Stealing and Pillaging
If it could be stolen, the occupiers stole it: tools, equipment, food, even the honey from Perret's beehives. Things had gotten so desparate in Etobon that the Red Cross was evacuating the village's children to Switzerland. As Elisabeth Matthieu told me, if they could kill the parents, they could kill the children too.
Wednesday, November 1
Those pigs have stolen my honey! The hives are lost. They steal and pillage everywhere. At the forge, they’ve taken most of my tools, the furnace tiles, the washer. Not ours, who are, for the most part, very nice, as if they were selected for us. There’s also a good one at my sister’s house, an adjutant who helps with the cooking and prays before meals.
At Héricourt, twenty Poles, brought in by Regenbach, deserted and are hiding in the inner room of an old factory. A German spy was with them. They tried to send him off with a poison pill, but the dose was too weak. So, they killed him with a shovel and buried him in a pile of manure. War! The real thing!
But that doesn’t stop the boches from thinking of their barrels and power distillery. For whom? Willy Imbey has come back on leave with candy for Philippe. We’ll keep him inside today, at home. After all the evil these people have done to us, are we too good or too stupid?

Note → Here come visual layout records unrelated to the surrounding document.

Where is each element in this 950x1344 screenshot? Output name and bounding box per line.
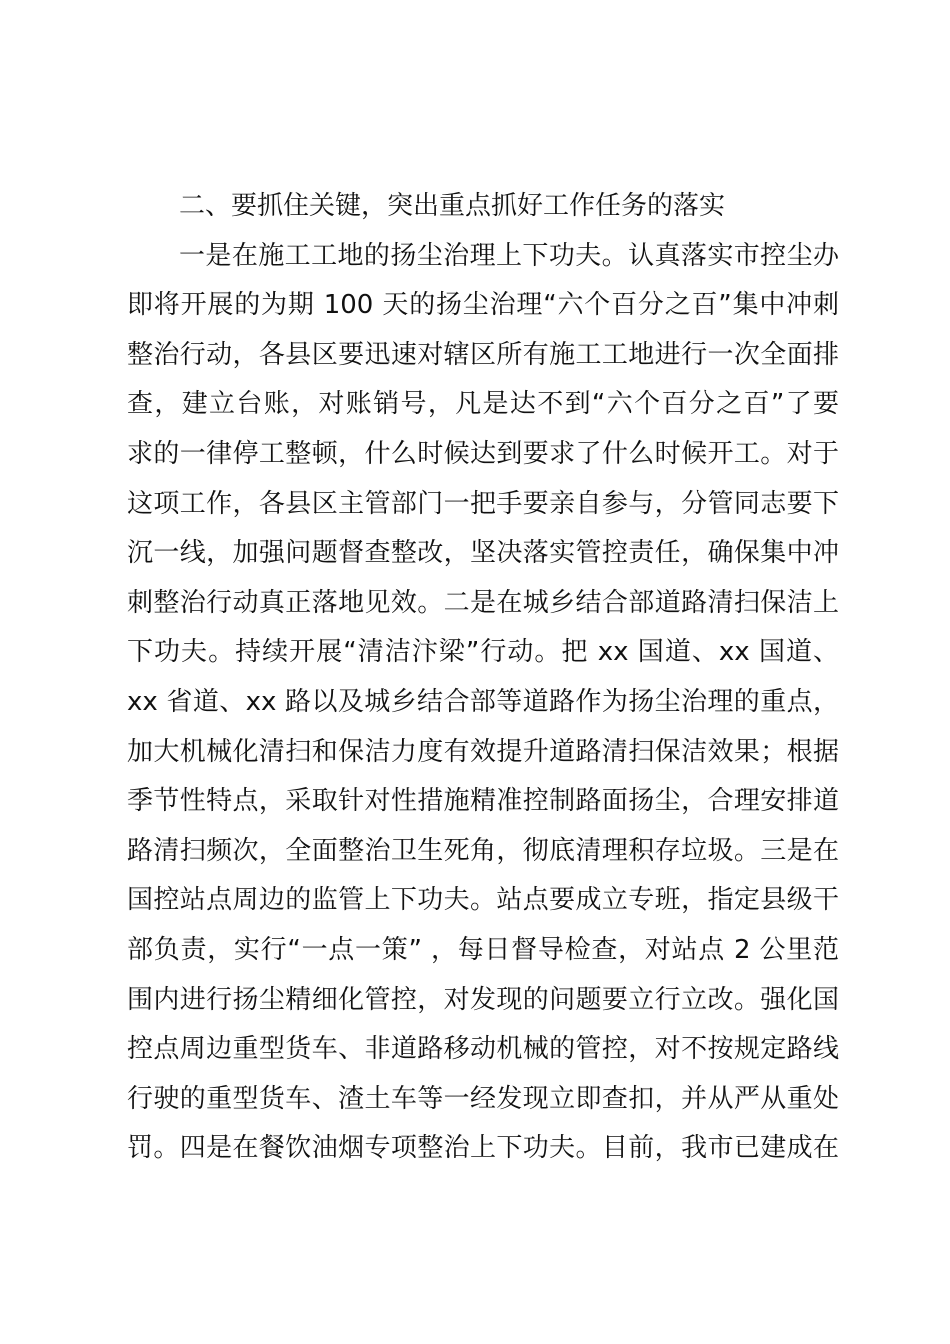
paragraph-line: 求的一律停工整顿，什么时候达到要求了什么时候开工。对于 xyxy=(127,438,839,469)
paragraph-line: 季节性特点，采取针对性措施精准控制路面扬尘，合理安排道 xyxy=(127,786,839,817)
paragraph-line: 罚。四是在餐饮油烟专项整治上下功夫。目前，我市已建成在 xyxy=(127,1133,839,1164)
paragraph-line: 国控站点周边的监管上下功夫。站点要成立专班，指定县级干 xyxy=(127,885,839,916)
paragraph-line: 刺整治行动真正落地见效。二是在城乡结合部道路清扫保洁上 xyxy=(127,587,839,618)
paragraph-line: 沉一线，加强问题督查整改，坚决落实管控责任，确保集中冲 xyxy=(127,538,839,569)
paragraph-line: 加大机械化清扫和保洁力度有效提升道路清扫保洁效果；根据 xyxy=(127,736,839,767)
paragraph-line: 围内进行扬尘精细化管控，对发现的问题要立行立改。强化国 xyxy=(127,984,839,1015)
paragraph-line: 控点周边重型货车、非道路移动机械的管控，对不按规定路线 xyxy=(127,1034,839,1065)
document-body xyxy=(127,182,839,1174)
paragraph-line: 行驶的重型货车、渣土车等一经发现立即查扣，并从严从重处 xyxy=(127,1083,839,1114)
section-heading: 二、要抓住关键，突出重点抓好工作任务的落实 xyxy=(179,191,726,221)
paragraph-line: 下功夫。持续开展“清洁汴梁”行动。把 xx 国道、xx 国道、 xyxy=(127,637,839,668)
paragraph-line: 部负责，实行“一点一策” ，每日督导检查，对站点 2 公里范 xyxy=(127,934,839,965)
paragraph-line: 即将开展的为期 100 天的扬尘治理“六个百分之百”集中冲刺 xyxy=(127,290,839,321)
paragraph-line: 路清扫频次，全面整治卫生死角，彻底清理积存垃圾。三是在 xyxy=(127,835,839,866)
paragraph-line: 整治行动，各县区要迅速对辖区所有施工工地进行一次全面排 xyxy=(127,339,839,370)
paragraph-line: xx 省道、xx 路以及城乡结合部等道路作为扬尘治理的重点， xyxy=(127,686,839,717)
paragraph-line: 查，建立台账，对账销号，凡是达不到“六个百分之百”了要 xyxy=(127,389,839,420)
paragraph-line: 这项工作，各县区主管部门一把手要亲自参与，分管同志要下 xyxy=(127,488,839,519)
paragraph-line: 一是在施工工地的扬尘治理上下功夫。认真落实市控尘办 xyxy=(179,240,839,271)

Here, now, in front of our house, the truck to take the children to the good country of Switzerland. But we haven’t decided to send Philippe. May God watch over them!
Friday, November 3
Karl rebuilt the roof of the shed with superb oak planks. The roof done, he put several more up in the attic. “Let me do it, Papa. Planks good, very good.”
Willy Imbey and his comrades have discovered my hiding place in the woods. They thought it was “a little house of terrorists.” I explained to Willy what it was and asked him, with his comrades, to bring back my things. “Not tell Kamarades. They say you terrorist. Me bring back stuff.” He’d like to be a prisoner with us hiding him when his friends clear out. “You think they’ll be leaving?” “You soon free.” “Why don’t we see more German airplanes?” “Almost all, cemetery. The others thirsty. No more benzene to drink. Us soon kaput. Doesn’t matter to me.”

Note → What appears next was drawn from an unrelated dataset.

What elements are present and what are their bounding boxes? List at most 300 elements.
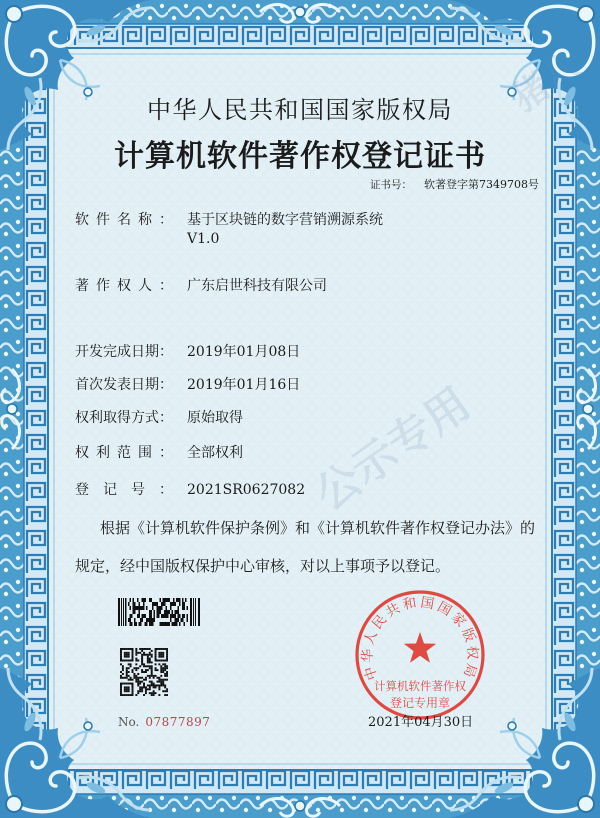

At Albert’s – their imminent defeat is silencing them – we find others, very likeable, the big Pole Evalt Bruce, especially Elmout, like a round-cheeked little girl, with a voice like a doll. He thinks only of his mama: “War over, go home to mama.”
The Americans must surely have a scout here. The chief boche has changed the hours of soup duty for the front, because as soon as the wagons get to the woods, the bombardment begins, the horses bolt and are blown up by the mines.